Let's put it this way, whenever one goes abroad, if things go according to plan, one generally gives a good report of the country concerned. If things go wrong, you tend to see a country as it really is, not how it comes across in the glossy brochures. Spain comes to mind, particularly, as an example of the paper - thin attractiveness.
No. If I am to be in a country where things go wrong, and of course they sometimes do, Switzerland would be top of the list. They are fair and scrupulously honest and they don't operate one rule for the residents and another for the tourists.
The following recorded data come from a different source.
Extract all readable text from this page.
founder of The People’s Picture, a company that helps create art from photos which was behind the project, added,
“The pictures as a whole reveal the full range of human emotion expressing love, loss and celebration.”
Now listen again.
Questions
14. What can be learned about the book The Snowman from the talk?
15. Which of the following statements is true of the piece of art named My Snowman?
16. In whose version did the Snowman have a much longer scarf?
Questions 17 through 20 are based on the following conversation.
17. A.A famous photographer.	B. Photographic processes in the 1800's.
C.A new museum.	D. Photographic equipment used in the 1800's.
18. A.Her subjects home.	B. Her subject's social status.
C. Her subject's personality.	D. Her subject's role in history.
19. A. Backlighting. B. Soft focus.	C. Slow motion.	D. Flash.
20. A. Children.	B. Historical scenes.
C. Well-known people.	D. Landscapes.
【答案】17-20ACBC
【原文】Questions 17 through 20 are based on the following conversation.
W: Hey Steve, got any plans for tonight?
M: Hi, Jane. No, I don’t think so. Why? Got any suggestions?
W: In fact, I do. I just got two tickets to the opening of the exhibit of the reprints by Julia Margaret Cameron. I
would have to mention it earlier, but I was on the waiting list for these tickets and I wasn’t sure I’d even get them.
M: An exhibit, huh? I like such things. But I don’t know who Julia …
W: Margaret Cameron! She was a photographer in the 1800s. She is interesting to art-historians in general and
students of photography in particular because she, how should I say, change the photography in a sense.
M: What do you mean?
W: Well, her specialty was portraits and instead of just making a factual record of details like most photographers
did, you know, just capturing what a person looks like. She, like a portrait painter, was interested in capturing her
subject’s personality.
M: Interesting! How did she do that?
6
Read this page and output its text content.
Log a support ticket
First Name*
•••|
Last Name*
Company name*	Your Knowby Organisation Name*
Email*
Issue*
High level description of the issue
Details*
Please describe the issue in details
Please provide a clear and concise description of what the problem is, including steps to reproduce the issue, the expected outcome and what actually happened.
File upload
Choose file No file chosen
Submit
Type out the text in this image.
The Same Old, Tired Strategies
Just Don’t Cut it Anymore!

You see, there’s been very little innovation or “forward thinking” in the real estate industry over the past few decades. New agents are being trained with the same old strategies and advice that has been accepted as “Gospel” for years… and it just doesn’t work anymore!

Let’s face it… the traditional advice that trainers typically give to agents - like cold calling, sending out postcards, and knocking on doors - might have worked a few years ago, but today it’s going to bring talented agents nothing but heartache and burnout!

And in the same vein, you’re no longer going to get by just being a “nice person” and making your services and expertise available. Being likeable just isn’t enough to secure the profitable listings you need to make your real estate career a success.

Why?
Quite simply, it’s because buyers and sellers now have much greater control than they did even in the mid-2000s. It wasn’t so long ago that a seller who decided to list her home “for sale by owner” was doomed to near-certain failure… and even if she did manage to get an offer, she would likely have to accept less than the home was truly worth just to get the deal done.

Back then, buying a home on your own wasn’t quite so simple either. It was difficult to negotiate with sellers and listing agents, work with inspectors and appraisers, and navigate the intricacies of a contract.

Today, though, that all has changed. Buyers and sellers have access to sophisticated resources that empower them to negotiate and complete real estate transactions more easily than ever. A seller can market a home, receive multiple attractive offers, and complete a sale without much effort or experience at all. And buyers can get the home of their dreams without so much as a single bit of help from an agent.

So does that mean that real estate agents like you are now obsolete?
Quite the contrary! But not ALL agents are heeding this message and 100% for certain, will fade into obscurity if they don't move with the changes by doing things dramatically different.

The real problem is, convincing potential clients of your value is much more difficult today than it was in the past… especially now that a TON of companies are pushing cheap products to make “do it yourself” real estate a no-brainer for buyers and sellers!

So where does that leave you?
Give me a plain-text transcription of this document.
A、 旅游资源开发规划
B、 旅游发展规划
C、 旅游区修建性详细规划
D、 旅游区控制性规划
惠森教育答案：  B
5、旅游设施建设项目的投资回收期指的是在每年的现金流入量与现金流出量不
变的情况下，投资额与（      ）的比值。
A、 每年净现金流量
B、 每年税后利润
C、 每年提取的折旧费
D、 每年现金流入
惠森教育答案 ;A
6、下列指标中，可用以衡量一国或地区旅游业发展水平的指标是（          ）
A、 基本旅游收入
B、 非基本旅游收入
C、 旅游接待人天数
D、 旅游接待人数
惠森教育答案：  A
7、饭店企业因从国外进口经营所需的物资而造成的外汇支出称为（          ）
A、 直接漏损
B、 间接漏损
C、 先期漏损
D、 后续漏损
And as someone else pointed out, Swiss Wine is better than English wine. In fact it is shitloads better than most of the cat pee we get in supermarkets here. The reason you never see it is because they don't make enough to export and the better informed tourists make a bee0line for it while they are there.
I have my own little bit of Switzerland (pictured above with an unusually indulgent Mrs Weasel, posing as Julie Andrews - click on the pic for a larger image). I love it, for everything. For the people, for the air, scented with warm grass and flowers, for the echo of cowbells, the trains that you can rely on, and the friendships and the food.
Weasel's tip for eating in Geneva - nothing grand or clever or sophisticated and as solid as the Swiss Franc; try the Cafe de Paris , a stone's throw from the Station. They only serve steak and chips, but it's being going since 1930, doing exactly the same thing with their special secret sauce.